Nosotros adult a customized quality assessment tool for appraising methodological quality of studies, adapted from Downs and Black [23]. The quality tool took into account methodological quality (randomization, baseline balance of cardinal variables), external validity (representativeness of study sample, contagion of interventions), and reporting quality (clear description of objectives, interventions, outcomes, power calculations, findings). Our adaptation was reflected in scoring various types of studies with the highest score assigned to RCTs, replacing representativeness of patients with facilities, and removal of items related to blinding of randomization and patient adverse events. There were xviii quality indicators for RCTs and 17 for CBAs and each indicator had an indicative score. Wherever the description did non include a detail item mentioned in the quality assessment tool or it was unclear, we scored that item naught. Because of the variation in scoring between studies (i.e. RCT and CBA), nosotros standardized the absolute scores to pct to ensure comparability. Based on the aggregate quality score, studies were ranked as depression (<34 %), moderate (34-66 %) and loftier (>66 %). Ii of the authors (Advertizement and SG) independently assessed the quality of studies, with whatsoever disagreements resolved through discussions.
Results
Study option
Search from the databases identified 4535 records, and an additional 113 records were retrieved from other sources and personal communications with researchers. Screened records were 188 afterward removing duplicates and excluding records that did non mention P4P and quality. From 13 articles eligible for full-text assessment, only eight were included in the review. Details of the report selection are given in the Fig. one.

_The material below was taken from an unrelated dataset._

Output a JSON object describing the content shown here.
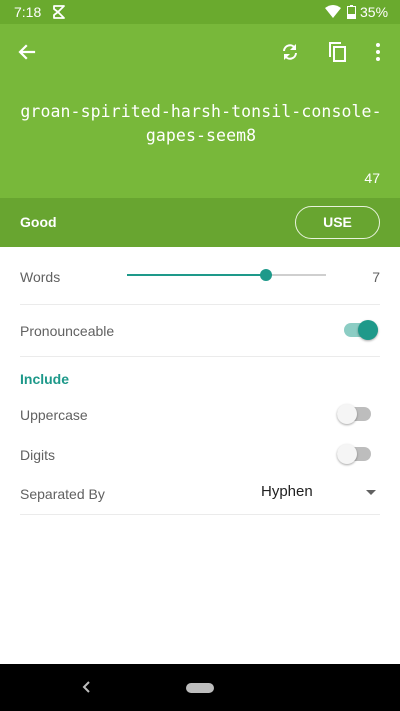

Study characteristics and settings
In that location were four CBAs, three cluster RCT and 1 instance control with post-intervention comparing [24–31] of P4P programs on MCH care in Republic of burundi, Democratic Republic of Congo (DRC), Egypt, the Philippines, and Rwanda (Table 2). V studies took place in principal care health centers [24–27, 31], two reported results from commune level hospitals [28, 29] and one was conducted in both chief and secondary level facilities [xxx].
Ii cluster randomized trials of performance based salary bonus to wellness care providers were reported from the Philippines [28, 29]. In these 2 RCTs, 30 district hospitals from districts matched by socio-economic, demographic and health contour were randomized to one of the ii intervention arms or to the control arm. In the cluster randomized trial in DRC, 96 health facilities in one commune were randomly assigned to intervention and command artillery [30]; the intervention arm received performance-based incentives, while control arms simply input-based financing.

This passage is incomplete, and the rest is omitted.